将棋世界2003年9月号、鈴木大介八段の「一手啓上」より。
最近ふと、過去に自分の残した棋譜を並べ返してみようかと思い立ち、机の中のファイルを取り出してみた。
こう見えても私は、意外にも棋譜だけは、研修会の頃から奨励会までほとんど残しているのである。
研修会から奨励会の頃の棋譜。内容は自分でも笑ってしまうような、お粗末なものばかりだが、備考の所に、自分なりの将棋に対する考えや、対戦相手の特長を書いてあるのが懐かしく、また面白い。例えば藤井九段の研修会B2当時のことは”よく考える””相振り”。奨励会4級当時の三浦八段”攻めが強い””穴熊”等。主に棋風と得意形を書いているつもりなのだろうが、今ならもっと違うことを書くだろう。とにかく備考の所は、自分が一番大切に思っていた部分で、”勝つ”為の必死さが滲み出ている。

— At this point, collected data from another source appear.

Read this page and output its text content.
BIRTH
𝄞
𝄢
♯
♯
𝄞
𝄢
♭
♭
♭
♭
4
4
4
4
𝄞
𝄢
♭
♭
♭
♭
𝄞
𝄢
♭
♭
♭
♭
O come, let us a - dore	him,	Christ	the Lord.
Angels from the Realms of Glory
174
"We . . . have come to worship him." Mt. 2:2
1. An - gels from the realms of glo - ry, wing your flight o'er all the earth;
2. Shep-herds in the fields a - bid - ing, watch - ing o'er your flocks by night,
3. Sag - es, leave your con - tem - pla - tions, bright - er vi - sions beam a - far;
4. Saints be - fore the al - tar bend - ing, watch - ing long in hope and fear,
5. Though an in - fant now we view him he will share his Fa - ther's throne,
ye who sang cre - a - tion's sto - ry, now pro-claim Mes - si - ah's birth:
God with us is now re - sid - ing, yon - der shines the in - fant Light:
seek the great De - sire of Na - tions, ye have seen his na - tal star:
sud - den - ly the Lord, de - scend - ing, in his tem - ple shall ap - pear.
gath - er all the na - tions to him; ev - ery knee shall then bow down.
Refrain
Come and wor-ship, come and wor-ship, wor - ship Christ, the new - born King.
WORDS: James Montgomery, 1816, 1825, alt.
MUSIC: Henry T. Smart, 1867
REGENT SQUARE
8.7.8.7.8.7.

棋士になってからの棋譜は、最近また、すべて揃えて整理した所。備考の欄の空白は、必要が無くなったのか、はたまた、必死さが失われてしまったのだろうか…。とにかく今後は、研究用と保存用の2つに分けて、片方には、研究手順、その時の考え方などを細かく書こうと思う。
10年後、私が今の自分の棋譜を見た時にどんなことを感じるのだろうか。
棋譜は棋士にとっての宝物。そして唯一、棋界に残せる足跡だろうと私は信じている。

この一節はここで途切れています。